Pitt part of new NSF research center

A new National Science Foundation (NSF) research center with promise to revolutionize product design by making consumers and manufacturers part of the design process will be based at Pitt and the University of Massachusetts, Amherst.

The Center for e-Design and Realization of Engineered Products and Systems is an NSF Industry/University Cooperative Research Center, merging the strengths of the two universities with a dozen industry partners. The NSF, member companies, government agencies and the universities are providing $3 million over the first five years, in addition to in-kind support. More universities and companies are expected to join the center.
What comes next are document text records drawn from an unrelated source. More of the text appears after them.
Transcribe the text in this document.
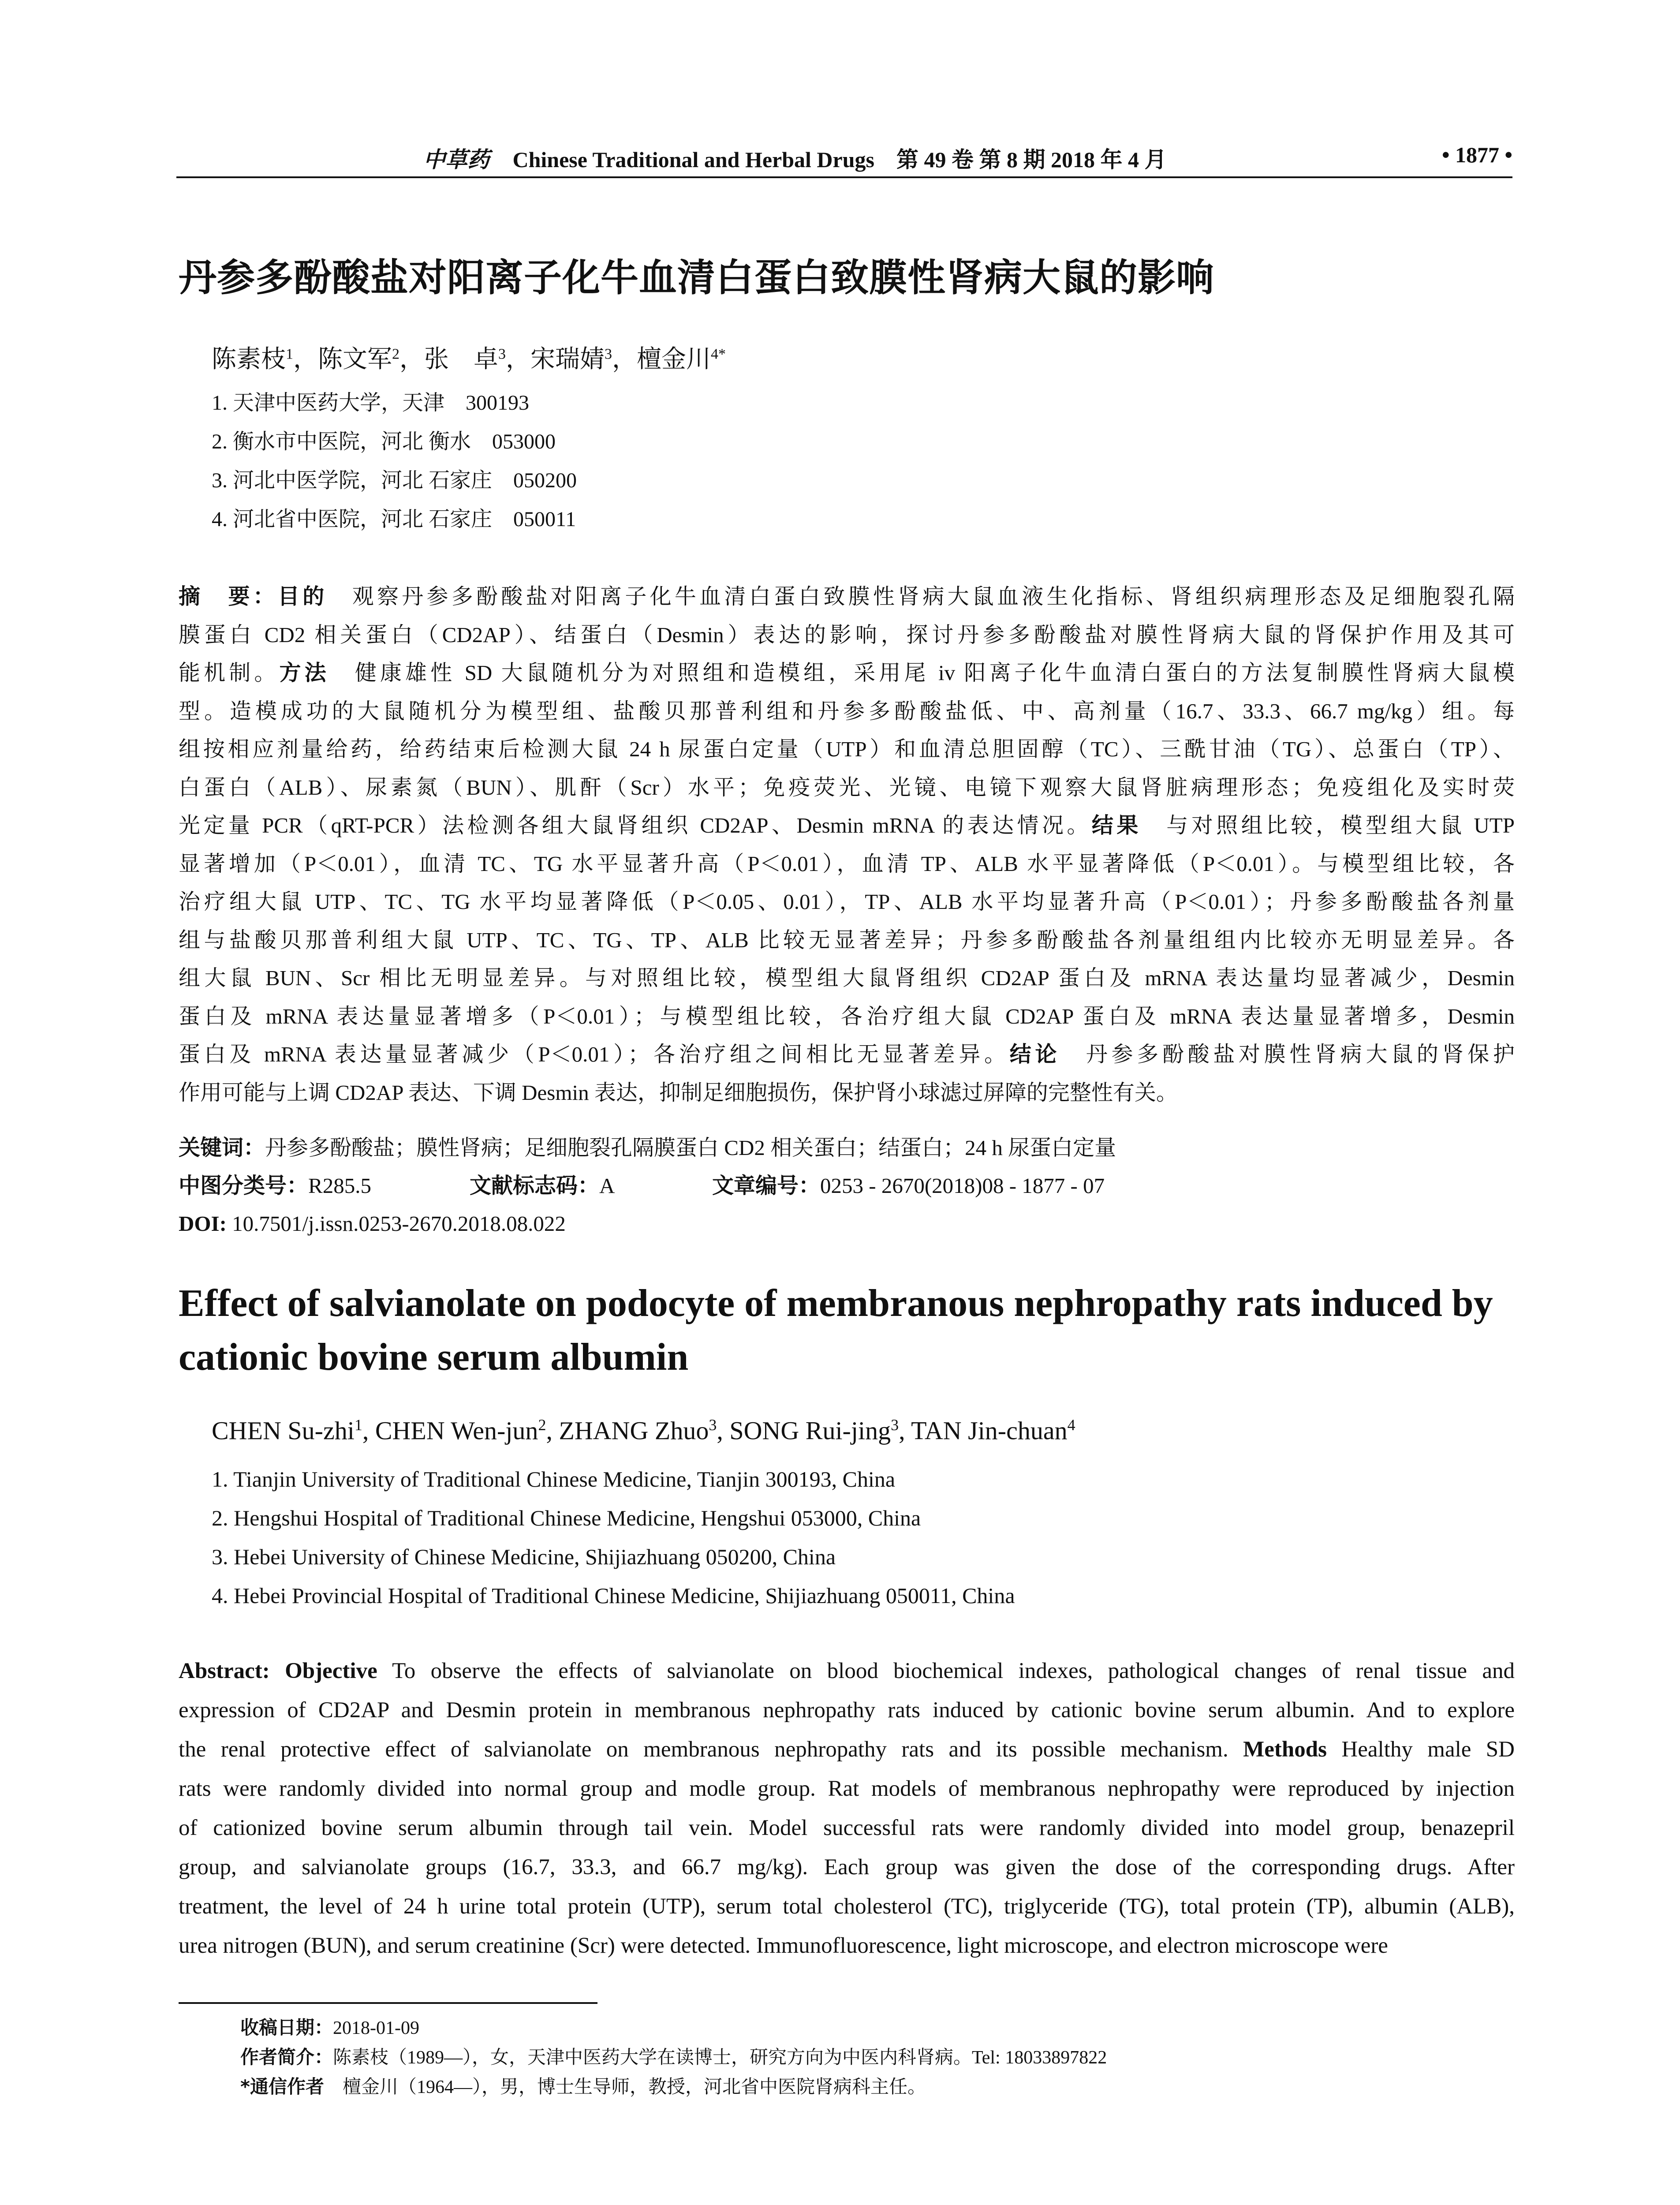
中草药 Chinese Traditional and Herbal Drugs 第 49 卷 第 8 期 2018 年 4 月	• 1877 •
丹参多酚酸盐对阳离子化牛血清白蛋白致膜性肾病大鼠的影响
陈素枝$^1$，陈文军$^2$，张　卓$^3$，宋瑞婧$^3$，檀金川$^{4*}$
1. 天津中医药大学，天津　300193
2. 衡水市中医院，河北 衡水　053000
3. 河北中医学院，河北 石家庄　050200
4. 河北省中医院，河北 石家庄　050011
摘　要：目的　观察丹参多酚酸盐对阳离子化牛血清白蛋白致膜性肾病大鼠血液生化指标、肾组织病理形态及足细胞裂孔隔
膜蛋白 CD2 相关蛋白（CD2AP）、结蛋白（Desmin）表达的影响，探讨丹参多酚酸盐对膜性肾病大鼠的肾保护作用及其可
能机制。方法　健康雄性 SD 大鼠随机分为对照组和造模组，采用尾 iv 阳离子化牛血清白蛋白的方法复制膜性肾病大鼠模
型。造模成功的大鼠随机分为模型组、盐酸贝那普利组和丹参多酚酸盐低、中、高剂量（16.7、33.3、66.7 mg/kg）组。每
组按相应剂量给药，给药结束后检测大鼠 24 h 尿蛋白定量（UTP）和血清总胆固醇（TC）、三酰甘油（TG）、总蛋白（TP）、
白蛋白（ALB）、尿素氮（BUN）、肌酐（Scr）水平；免疫荧光、光镜、电镜下观察大鼠肾脏病理形态；免疫组化及实时荧
光定量 PCR（qRT-PCR）法检测各组大鼠肾组织 CD2AP、Desmin mRNA 的表达情况。结果　与对照组比较，模型组大鼠 UTP
显著增加（P＜0.01），血清 TC、TG 水平显著升高（P＜0.01），血清 TP、ALB 水平显著降低（P＜0.01）。与模型组比较，各
治疗组大鼠 UTP、TC、TG 水平均显著降低（P＜0.05、0.01），TP、ALB 水平均显著升高（P＜0.01）；丹参多酚酸盐各剂量
组与盐酸贝那普利组大鼠 UTP、TC、TG、TP、ALB 比较无显著差异；丹参多酚酸盐各剂量组组内比较亦无明显差异。各
组大鼠 BUN、Scr 相比无明显差异。与对照组比较，模型组大鼠肾组织 CD2AP 蛋白及 mRNA 表达量均显著减少，Desmin
蛋白及 mRNA 表达量显著增多（P＜0.01）；与模型组比较，各治疗组大鼠 CD2AP 蛋白及 mRNA 表达量显著增多，Desmin
蛋白及 mRNA 表达量显著减少（P＜0.01）；各治疗组之间相比无显著差异。结论　丹参多酚酸盐对膜性肾病大鼠的肾保护
作用可能与上调 CD2AP 表达、下调 Desmin 表达，抑制足细胞损伤，保护肾小球滤过屏障的完整性有关。
关键词：丹参多酚酸盐；膜性肾病；足细胞裂孔隔膜蛋白 CD2 相关蛋白；结蛋白；24 h 尿蛋白定量
中图分类号：R285.5	文献标志码：A	文章编号：0253 - 2670(2018)08 - 1877 - 07
DOI: 10.7501/j.issn.0253-2670.2018.08.022
Effect of salvianolate on podocyte of membranous nephropathy rats induced by cationic bovine serum albumin
CHEN Su-zhi$^1$, CHEN Wen-jun$^2$, ZHANG Zhuo$^3$, SONG Rui-jing$^3$, TAN Jin-chuan$^4$
1. Tianjin University of Traditional Chinese Medicine, Tianjin 300193, China
2. Hengshui Hospital of Traditional Chinese Medicine, Hengshui 053000, China
3. Hebei University of Chinese Medicine, Shijiazhuang 050200, China
4. Hebei Provincial Hospital of Traditional Chinese Medicine, Shijiazhuang 050011, China
Abstract: Objective To observe the effects of salvianolate on blood biochemical indexes, pathological changes of renal tissue and
expression of CD2AP and Desmin protein in membranous nephropathy rats induced by cationic bovine serum albumin. And to explore
the renal protective effect of salvianolate on membranous nephropathy rats and its possible mechanism. Methods Healthy male SD
rats were randomly divided into normal group and modle group. Rat models of membranous nephropathy were reproduced by injection
of cationized bovine serum albumin through tail vein. Model successful rats were randomly divided into model group, benazepril
group, and salvianolate groups (16.7, 33.3, and 66.7 mg/kg). Each group was given the dose of the corresponding drugs. After
treatment, the level of 24 h urine total protein (UTP), serum total cholesterol (TC), triglyceride (TG), total protein (TP), albumin (ALB),
urea nitrogen (BUN), and serum creatinine (Scr) were detected. Immunofluorescence, light microscope, and electron microscope were
收稿日期：2018-01-09
作者简介：陈素枝（1989—），女，天津中医药大学在读博士，研究方向为中医内科肾病。Tel: 18033897822
*通信作者　檀金川（1964—），男，博士生导师，教授，河北省中医院肾病科主任。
“The center will revolutionize the ways products are conceived, designed, realized and serviced in the world and will spread this new knowledge through programs and training of a new breed of product design engineers,” said Bart Nnaji, center director and Alcoa Foundation Professor of Manufacturing Engineering at Pitt’s School of Engineering.

According to Nnaji, the center initially will focus on the aerospace, automotive and medical device industries. A dozen organizations already have agreed to become corporate partners in the center: Wright-Patterson Air Force Research Laboratory, G.E. Aircraft Engine, Alcoa, Ford Motor Company, ANSYS, Respironics, Lockheed Martin, IBM, Pratt & Whitney, Raytheon, BAE Systems and Parametric Technology.

“Industries are now beginning to realize that the best way to reduce life-cycle costs is to evolve a more effective product design paradigm using the Internet and web-based technologies,” said Nnaji.
Among the most significant problems the e-design center hopes to ameliorate are development times prolonged by redesign and rework, unacceptably long break-even periods in new design profitability, the recurrence of earlier design problems in later designs and lost expertise owing to highly mobile careers.

As partners in this new design model, consumers can express their opinions as to what components and features are most important, and manufacturers can point out potential problems, suggest ways to reduce costs or improve products.

“One of the major issues that industry members usually want to address is being able to assure that proprietary information from all partners — consumers, designers and manufacturers — are protected, while sharing enough information to make the design viable,” said Nnaji. “Fortunately, the National Science Foundation has worked out an acceptable formula for industry over the last 30 years of setting up such centers of excellence.”